La Prairie tremblante. Publié en février-mars 2013 dans Acadiana Profile
C’est
devenu un cliché tellement on le répète sans cesse. Pire qu’un cliché, c’est
devenu accepté comme une réalité aussi certaine que le lever de soleil à l’est
ou la chute des feuilles à l’automne. Finissez vous-même la phrase
suivante : « La Louisiane perd l’équivalent d’un terrain de football
toutes les ______ minutes. » Toutes les cinquante minutes? Toutes les
quarante-cinq? Combien? Quelle que soit la réponse, le résultat est le même. La
côte louisianaise, la base du triangle d’Acadiana, glisse inexorablement vers le fond du Golfe
du Mexique. Nous connaissons les coupables présumés : l’endiguement du
Mississipi qui empêche le dépôt de boue et d’eau fraîche dans les marécages,
l’infiltration de l’eau salée amenée par le réseau de canaux innombrables
desservant l’industrie pétrolière, la montée lente et impitoyable du niveau de
la mer, les dégâts incalculables des ravages d’un ouragan après un autre. Nous avons entendu les histoires et vu les
pertes de nos propres yeux. Des endroits qui autrefois servaient de pâturages
pour les bêtes à cornes, de jardins pour des tomates, des gombos ou des piments
doux ou de terrain de jeux ou de chasse pour les jeunes sont aujourd’hui sous
trois pieds d’eau. On connaît les coupables, mais est-ce qu’on peut les
arrêter?
Dans
ma jeunesse, ma famille passait l’été à la Grand’Île.
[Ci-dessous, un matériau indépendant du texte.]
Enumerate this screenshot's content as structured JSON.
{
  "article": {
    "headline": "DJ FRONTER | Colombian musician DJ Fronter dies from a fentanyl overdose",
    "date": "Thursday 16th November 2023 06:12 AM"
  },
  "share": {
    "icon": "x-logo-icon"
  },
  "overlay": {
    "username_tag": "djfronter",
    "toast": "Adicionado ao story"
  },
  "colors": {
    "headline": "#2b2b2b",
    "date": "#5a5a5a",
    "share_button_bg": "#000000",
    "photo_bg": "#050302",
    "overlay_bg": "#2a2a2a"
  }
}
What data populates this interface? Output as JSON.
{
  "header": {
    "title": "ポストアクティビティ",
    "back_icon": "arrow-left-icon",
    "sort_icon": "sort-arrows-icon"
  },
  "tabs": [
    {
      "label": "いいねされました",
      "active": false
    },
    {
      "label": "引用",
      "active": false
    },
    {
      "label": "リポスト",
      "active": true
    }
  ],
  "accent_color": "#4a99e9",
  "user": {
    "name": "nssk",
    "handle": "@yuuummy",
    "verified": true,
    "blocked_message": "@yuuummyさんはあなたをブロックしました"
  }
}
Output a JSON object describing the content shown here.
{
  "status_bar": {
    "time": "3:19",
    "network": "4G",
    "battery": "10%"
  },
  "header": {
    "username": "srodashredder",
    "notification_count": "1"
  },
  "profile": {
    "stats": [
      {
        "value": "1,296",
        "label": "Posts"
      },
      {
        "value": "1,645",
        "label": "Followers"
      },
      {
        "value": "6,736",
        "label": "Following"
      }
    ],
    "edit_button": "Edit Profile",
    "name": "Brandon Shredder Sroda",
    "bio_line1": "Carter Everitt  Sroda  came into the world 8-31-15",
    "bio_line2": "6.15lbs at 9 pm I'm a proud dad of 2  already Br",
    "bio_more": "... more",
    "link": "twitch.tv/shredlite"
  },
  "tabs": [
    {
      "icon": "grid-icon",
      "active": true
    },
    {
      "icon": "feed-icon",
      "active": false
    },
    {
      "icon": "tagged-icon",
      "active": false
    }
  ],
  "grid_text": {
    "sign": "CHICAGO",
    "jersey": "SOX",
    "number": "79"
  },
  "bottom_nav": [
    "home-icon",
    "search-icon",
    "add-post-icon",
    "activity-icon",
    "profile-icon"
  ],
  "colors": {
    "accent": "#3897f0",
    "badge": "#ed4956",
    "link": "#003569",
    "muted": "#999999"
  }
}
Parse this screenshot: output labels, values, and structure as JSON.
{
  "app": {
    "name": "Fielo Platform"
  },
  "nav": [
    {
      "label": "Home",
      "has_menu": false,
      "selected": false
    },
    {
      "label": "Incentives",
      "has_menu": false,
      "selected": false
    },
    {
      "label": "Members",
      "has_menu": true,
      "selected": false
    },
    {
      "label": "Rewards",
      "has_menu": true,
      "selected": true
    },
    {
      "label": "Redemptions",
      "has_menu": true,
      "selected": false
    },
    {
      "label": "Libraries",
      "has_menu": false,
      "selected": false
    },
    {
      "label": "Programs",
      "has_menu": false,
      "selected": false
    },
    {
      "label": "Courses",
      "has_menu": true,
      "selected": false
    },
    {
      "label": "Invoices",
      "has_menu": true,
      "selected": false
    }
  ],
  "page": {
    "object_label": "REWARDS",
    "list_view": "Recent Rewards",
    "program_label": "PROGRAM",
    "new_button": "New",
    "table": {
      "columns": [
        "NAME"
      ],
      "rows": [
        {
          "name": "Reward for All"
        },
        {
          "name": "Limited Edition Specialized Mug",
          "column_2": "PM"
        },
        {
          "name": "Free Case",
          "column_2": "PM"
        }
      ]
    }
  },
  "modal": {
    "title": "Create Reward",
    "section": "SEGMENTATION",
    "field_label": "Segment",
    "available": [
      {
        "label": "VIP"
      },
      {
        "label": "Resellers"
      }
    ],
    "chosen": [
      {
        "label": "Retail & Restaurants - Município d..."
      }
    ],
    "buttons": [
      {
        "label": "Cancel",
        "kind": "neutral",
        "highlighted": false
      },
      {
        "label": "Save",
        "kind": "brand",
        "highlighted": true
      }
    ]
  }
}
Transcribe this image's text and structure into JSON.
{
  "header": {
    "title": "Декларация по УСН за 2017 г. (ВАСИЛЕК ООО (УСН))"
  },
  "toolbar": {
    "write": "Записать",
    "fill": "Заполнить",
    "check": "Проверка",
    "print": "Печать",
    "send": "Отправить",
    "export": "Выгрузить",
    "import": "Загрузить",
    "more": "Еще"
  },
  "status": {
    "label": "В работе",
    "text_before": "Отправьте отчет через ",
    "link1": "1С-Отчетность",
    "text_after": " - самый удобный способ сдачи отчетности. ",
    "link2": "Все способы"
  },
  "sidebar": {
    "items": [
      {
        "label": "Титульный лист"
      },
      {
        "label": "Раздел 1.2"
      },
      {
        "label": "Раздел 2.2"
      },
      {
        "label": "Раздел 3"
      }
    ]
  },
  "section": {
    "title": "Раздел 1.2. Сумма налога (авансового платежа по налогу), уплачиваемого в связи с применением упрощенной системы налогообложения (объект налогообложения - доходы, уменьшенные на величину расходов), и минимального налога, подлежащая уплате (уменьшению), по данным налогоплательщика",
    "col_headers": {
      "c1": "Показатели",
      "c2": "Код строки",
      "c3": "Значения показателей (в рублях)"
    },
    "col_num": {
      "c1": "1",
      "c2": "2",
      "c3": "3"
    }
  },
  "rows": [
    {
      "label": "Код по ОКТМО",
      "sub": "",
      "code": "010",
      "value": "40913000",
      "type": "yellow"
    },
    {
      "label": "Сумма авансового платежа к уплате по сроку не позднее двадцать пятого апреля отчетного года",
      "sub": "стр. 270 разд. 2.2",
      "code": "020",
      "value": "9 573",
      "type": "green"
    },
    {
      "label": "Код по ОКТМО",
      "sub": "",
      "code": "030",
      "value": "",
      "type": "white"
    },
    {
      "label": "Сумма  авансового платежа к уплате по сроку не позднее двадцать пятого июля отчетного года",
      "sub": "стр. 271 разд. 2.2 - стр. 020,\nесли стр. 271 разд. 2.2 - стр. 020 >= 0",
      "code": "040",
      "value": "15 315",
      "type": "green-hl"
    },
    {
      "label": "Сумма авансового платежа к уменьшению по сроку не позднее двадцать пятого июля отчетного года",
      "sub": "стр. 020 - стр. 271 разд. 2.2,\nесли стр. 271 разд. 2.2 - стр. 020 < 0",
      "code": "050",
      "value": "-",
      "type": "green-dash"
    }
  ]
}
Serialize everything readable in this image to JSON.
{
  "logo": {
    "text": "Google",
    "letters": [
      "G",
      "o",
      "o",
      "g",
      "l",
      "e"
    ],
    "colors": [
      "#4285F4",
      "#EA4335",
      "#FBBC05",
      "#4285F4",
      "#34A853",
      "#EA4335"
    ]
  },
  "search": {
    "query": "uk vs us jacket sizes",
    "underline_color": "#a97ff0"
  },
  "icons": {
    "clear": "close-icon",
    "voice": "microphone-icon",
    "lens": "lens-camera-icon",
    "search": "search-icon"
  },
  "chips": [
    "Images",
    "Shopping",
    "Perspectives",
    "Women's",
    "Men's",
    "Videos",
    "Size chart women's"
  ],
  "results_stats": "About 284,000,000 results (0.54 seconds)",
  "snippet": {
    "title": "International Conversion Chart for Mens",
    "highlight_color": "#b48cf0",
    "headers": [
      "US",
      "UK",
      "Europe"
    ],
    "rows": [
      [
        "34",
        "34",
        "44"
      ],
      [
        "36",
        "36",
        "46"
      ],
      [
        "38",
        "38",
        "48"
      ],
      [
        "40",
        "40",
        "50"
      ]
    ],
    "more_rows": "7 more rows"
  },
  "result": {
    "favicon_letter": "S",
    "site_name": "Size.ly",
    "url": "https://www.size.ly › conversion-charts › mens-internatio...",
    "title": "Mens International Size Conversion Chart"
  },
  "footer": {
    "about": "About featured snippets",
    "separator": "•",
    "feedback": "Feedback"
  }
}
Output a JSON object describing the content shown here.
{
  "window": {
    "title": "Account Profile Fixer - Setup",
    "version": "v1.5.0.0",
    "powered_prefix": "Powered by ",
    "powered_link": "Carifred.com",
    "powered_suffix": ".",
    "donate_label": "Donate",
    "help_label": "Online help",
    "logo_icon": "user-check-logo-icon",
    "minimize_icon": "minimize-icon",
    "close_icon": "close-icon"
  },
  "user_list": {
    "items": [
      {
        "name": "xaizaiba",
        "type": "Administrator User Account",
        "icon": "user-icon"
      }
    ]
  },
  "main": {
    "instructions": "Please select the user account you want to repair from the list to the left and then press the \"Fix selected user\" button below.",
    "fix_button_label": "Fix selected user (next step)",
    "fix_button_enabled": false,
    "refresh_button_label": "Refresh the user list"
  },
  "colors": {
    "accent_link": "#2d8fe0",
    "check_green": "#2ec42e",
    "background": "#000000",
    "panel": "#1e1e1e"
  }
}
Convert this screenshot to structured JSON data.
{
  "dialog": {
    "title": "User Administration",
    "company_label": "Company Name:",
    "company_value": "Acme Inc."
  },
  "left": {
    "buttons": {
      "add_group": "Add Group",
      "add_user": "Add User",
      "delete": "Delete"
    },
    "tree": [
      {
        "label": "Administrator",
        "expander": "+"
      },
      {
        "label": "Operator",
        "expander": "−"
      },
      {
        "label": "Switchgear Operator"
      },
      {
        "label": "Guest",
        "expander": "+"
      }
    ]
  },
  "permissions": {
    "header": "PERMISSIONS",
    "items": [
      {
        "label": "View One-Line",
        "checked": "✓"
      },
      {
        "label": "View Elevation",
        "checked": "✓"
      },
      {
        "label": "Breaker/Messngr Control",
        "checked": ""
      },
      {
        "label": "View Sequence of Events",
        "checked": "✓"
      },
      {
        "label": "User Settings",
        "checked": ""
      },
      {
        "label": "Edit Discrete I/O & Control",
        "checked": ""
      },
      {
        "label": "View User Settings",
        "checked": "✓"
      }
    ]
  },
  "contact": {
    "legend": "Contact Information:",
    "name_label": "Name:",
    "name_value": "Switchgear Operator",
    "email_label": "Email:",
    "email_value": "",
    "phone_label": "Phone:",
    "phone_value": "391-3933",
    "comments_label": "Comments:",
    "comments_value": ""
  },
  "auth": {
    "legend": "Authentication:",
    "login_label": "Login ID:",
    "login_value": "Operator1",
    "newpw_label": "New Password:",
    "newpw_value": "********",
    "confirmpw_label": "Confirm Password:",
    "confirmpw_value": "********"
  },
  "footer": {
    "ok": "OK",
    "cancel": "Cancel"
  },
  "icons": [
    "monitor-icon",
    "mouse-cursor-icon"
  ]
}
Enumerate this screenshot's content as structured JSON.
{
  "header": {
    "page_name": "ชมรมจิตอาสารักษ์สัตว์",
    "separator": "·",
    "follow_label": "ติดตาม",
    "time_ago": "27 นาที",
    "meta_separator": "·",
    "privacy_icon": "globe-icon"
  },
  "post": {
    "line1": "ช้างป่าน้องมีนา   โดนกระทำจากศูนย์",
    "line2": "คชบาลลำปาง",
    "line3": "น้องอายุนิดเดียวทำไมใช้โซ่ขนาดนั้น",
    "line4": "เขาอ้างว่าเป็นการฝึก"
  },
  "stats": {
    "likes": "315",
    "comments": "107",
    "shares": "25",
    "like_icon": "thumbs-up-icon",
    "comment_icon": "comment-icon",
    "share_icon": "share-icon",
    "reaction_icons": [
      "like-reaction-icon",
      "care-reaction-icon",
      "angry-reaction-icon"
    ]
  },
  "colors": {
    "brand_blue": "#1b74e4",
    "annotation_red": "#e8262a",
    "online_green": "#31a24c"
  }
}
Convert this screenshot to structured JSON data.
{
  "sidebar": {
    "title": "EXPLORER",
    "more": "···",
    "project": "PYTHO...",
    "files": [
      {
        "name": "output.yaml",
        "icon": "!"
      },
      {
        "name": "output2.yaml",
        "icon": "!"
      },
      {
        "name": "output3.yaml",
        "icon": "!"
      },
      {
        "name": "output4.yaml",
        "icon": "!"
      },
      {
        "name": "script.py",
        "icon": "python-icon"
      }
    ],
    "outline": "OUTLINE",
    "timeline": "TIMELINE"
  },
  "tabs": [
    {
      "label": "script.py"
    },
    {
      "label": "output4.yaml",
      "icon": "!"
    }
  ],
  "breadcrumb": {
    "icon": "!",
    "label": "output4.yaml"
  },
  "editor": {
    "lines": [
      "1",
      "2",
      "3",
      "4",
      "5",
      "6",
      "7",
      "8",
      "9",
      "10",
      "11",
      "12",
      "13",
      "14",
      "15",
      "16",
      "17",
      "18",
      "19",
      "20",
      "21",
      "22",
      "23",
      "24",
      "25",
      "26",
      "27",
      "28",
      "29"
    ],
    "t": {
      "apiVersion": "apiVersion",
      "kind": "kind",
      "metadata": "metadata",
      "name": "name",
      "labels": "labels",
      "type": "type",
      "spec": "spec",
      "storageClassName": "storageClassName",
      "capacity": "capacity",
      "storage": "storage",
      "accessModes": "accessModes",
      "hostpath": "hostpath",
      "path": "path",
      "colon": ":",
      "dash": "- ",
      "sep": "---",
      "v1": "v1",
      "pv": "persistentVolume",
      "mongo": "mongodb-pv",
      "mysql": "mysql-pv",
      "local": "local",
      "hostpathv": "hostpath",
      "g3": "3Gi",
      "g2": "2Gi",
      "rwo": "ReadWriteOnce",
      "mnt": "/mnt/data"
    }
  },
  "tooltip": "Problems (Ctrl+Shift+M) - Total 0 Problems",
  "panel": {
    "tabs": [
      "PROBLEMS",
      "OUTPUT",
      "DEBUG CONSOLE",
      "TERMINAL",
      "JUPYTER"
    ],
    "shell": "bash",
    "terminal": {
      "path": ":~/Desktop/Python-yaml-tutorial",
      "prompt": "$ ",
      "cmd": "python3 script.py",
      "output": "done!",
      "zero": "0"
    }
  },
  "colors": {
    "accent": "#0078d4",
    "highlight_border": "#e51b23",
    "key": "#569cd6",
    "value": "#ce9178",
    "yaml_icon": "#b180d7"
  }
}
On faisait un petit jeu
pour être le premier à apercevoir le pont de Leeville. Souvent on s’arrêtait
pour voir de la famille qui tenait un petit magasin et visiter la tombe de mon
arrière-grand-père, un immigrant allemand que son père qui était veuf a abandonné
dans une famille cadienne en 1850. Le cimetière était orienté vers le bayou et non
pas vers le chemin LA 1. Mon père me rappelait que pendant longtemps, il n’y
avait pas de chemin et même quand il y en a eu un, c’était en très mauvais état
la plupart du temps. La vie passait sur le bayou. Aujourd’hui, les morts
tournent leur dos au chemin, métaphoriquement parlant, et ce sont nous, les
vivants, qui tournons notre dos au bayou. En tout cas, quand on reprenait le chemin vers
le camp de mon grand-père, on empruntait forcément le pont qui traversait non
seulement le Bayou Lafourche, mais aussi un canal qui relie Petit Lac à la Baie
Baratarie. Au carrefour des deux voies d’eau se trouvait un autre petit
cimetière qu’on voyait très clairement du haut du pont, ainsi que des
centaines, des milliers d’acres de prairie tremblante, cette terre incertaine
qui se déplaçait au gré des marées. Aujourd’hui, un nouveau pont est là,
accompagné d’un chemin surélevé comme le pont du bassin Atchafalaya. Au lieu de contempler la beauté de cette scène
d’herbes verdoyantes doucement bercées par la brise du golfe et la digne
sérénité du dernier repos des anciens, on a du mal à distinguer le bayou du
canal, le canal du cimetière. On ne voit guère autre chose que de l’eau, aussi
loin que la vision porte.
Peu
de choses me font peur. En effet, il existe seulement deux choses qui me
donnent des sueurs froides. La première est une carte de la Louisiane qui
montre à quoi ressemblera la côte dans seulement cinquante ans. Des milliers de
petits baies, bayous et îles auront disparus ou presque. La deuxième est un
rêve récurrent, un cauchemar vraiment, que j’ai. Je descends de nouveau LA 1
comme je l’ai fait toute ma vie. J’arrive aux écluses au sud de Canal Yankee et
je monte le petit pan de levée qui sépare ceux qui seront protégés de la montée
des eaux, au moins pour quelques années de plus, ceux qui ne le seront pas. Au
moment de redescendre la petite pente, au lieu de voir les maisons et les
petits commerces de pêche, je ne vois que le chemin qui plonge dans l’eau. Le
reste n’est que le Golfe du Mexique. Alors, qu’est-ce qu’on peut faire? Des
gens bien plus intelligents que moi essayent de trouver une solution. En
attendant leur réponse, je tremble comme la prairie de ma jeunesse en pensant à
tout ce qu’on perdra si on perd la côte. Il est temps qu’on arrête de tourner
le dos au bayou.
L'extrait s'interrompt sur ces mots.